Tower Group Slams Dateline Special
July 25, 2008
“Tower Dogs,” a recently aired NBC Dateline special examining the daily lives of tower crews was criticized by the National Association of Tower Erectors this week as a “salacious” and “sensationalistic” profile of the profession.
The show, which aired on July 21, was promoted by NBC as “a never-before-seen journey into the perilous world of the tower climbers who work on the frontlines of America’s high-tech communications system.”
“The hour-long broadcast goes up close and personal to give a no-holds-barred look at tower dogs’ lives—up in the air and on the ground,” noted a program listing on msnbc.com. “We experience their on-the-job tension and watch them work hard, play hard, and mourn when they lose one of their own.”
NATE took exception to the program’s direction, however, accusing Dateline of accentuating “stereotypes” about the profession of tower climbing and focusing more on the crews’ efforts to bypass safety rules in favor of creating an entertaining program.
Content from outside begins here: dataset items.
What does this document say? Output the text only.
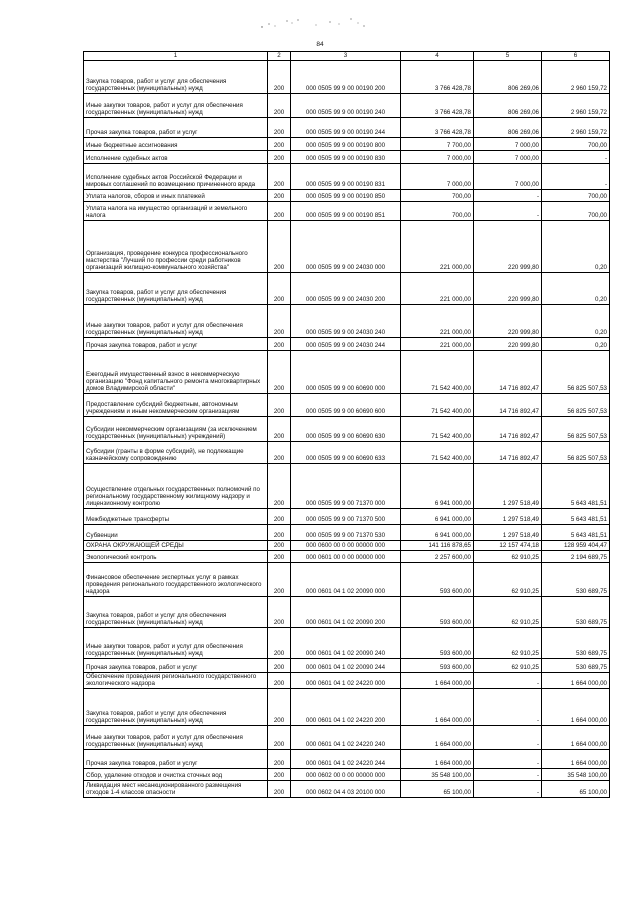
84
1	2	3	4	5	6
Закупка товаров, работ и услуг для обеспечения государственных (муниципальных) нужд	200	000 0505 99 9 00 00190 200	3 766 428,78	806 269,06	2 960 159,72
Иные закупки товаров, работ и услуг для обеспечения государственных (муниципальных) нужд	200	000 0505 99 9 00 00190 240	3 766 428,78	806 269,06	2 960 159,72
Прочая закупка товаров, работ и услуг	200	000 0505 99 9 00 00190 244	3 766 428,78	806 269,06	2 960 159,72
Иные бюджетные ассигнования	200	000 0505 99 9 00 00190 800	7 700,00	7 000,00	700,00
Исполнение судебных актов	200	000 0505 99 9 00 00190 830	7 000,00	7 000,00	-
Исполнение судебных актов Российской Федерации и мировых соглашений по возмещению причиненного вреда	200	000 0505 99 9 00 00190 831	7 000,00	7 000,00	-
Уплата налогов, сборов и иных платежей	200	000 0505 99 9 00 00190 850	700,00	-	700,00
Уплата налога на имущество организаций и земельного налога	200	000 0505 99 9 00 00190 851	700,00	-	700,00
Организация, проведение конкурса профессионального мастерства "Лучший по профессии среди работников организаций жилищно-коммунального хозяйства"	200	000 0505 99 9 00 24030 000	221 000,00	220 999,80	0,20
Закупка товаров, работ и услуг для обеспечения государственных (муниципальных) нужд	200	000 0505 99 9 00 24030 200	221 000,00	220 999,80	0,20
Иные закупки товаров, работ и услуг для обеспечения государственных (муниципальных) нужд	200	000 0505 99 9 00 24030 240	221 000,00	220 999,80	0,20
Прочая закупка товаров, работ и услуг	200	000 0505 99 9 00 24030 244	221 000,00	220 999,80	0,20
Ежегодный имущественный взнос в некоммерческую организацию "Фонд капитального ремонта многоквартирных домов Владимирской области"	200	000 0505 99 9 00 60690 000	71 542 400,00	14 716 892,47	56 825 507,53
Предоставление субсидий бюджетным, автономным учреждениям и иным некоммерческим организациям	200	000 0505 99 9 00 60690 600	71 542 400,00	14 716 892,47	56 825 507,53
Субсидии некоммерческим организациям (за исключением государственных (муниципальных) учреждений)	200	000 0505 99 9 00 60690 630	71 542 400,00	14 716 892,47	56 825 507,53
Субсидии (гранты в форме субсидий), не подлежащие казначейскому сопровождению	200	000 0505 99 9 00 60690 633	71 542 400,00	14 716 892,47	56 825 507,53
Осуществление отдельных государственных полномочий по региональному государственному жилищному надзору и лицензионному контролю	200	000 0505 99 9 00 71370 000	6 941 000,00	1 297 518,49	5 643 481,51
Межбюджетные трансферты	200	000 0505 99 9 00 71370 500	6 941 000,00	1 297 518,49	5 643 481,51
Субвенции	200	000 0505 99 9 00 71370 530	6 941 000,00	1 297 518,49	5 643 481,51
ОХРАНА ОКРУЖАЮЩЕЙ СРЕДЫ	200	000 0600 00 0 00 00000 000	141 116 878,65	12 157 474,18	128 959 404,47
Экологический контроль	200	000 0601 00 0 00 00000 000	2 257 600,00	62 910,25	2 194 689,75
Финансовое обеспечение экспертных услуг в рамках проведения регионального государственного экологического надзора	200	000 0601 04 1 02 20090 000	593 600,00	62 910,25	530 689,75
Закупка товаров, работ и услуг для обеспечения государственных (муниципальных) нужд	200	000 0601 04 1 02 20090 200	593 600,00	62 910,25	530 689,75
Иные закупки товаров, работ и услуг для обеспечения государственных (муниципальных) нужд	200	000 0601 04 1 02 20090 240	593 600,00	62 910,25	530 689,75
Прочая закупка товаров, работ и услуг	200	000 0601 04 1 02 20090 244	593 600,00	62 910,25	530 689,75
Обеспечение проведения регионального государственного экологического надзора	200	000 0601 04 1 02 24220 000	1 664 000,00	-	1 664 000,00
Закупка товаров, работ и услуг для обеспечения государственных (муниципальных) нужд	200	000 0601 04 1 02 24220 200	1 664 000,00	-	1 664 000,00
Иные закупки товаров, работ и услуг для обеспечения государственных (муниципальных) нужд	200	000 0601 04 1 02 24220 240	1 664 000,00	-	1 664 000,00
Прочая закупка товаров, работ и услуг	200	000 0601 04 1 02 24220 244	1 664 000,00	-	1 664 000,00
Сбор, удаление отходов и очистка сточных вод	200	000 0602 00 0 00 00000 000	35 548 100,00	-	35 548 100,00
Ликвидация мест несанкционированного размещения отходов 1-4 классов опасности	200	000 0602 04 4 03 20100 000	65 100,00	-	65 100,00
“It’s clear that the purpose of this reality show format was to entertain at the cost of the industry’s reputation,” the association said in a statement. “By focusing on generalized stereotypes of our industry, the piece only showed a caricature of tower climbers rather than an accurate portrayal and presented a stilted view of the real-world situations that tower climbers face daily.”
Kevin Hayden, board member and founding member of NATE was interviewed for the show but the association accused Dateline of editing out many of his comments about the importance of safety.
NATE said it was not involved with the production of the show.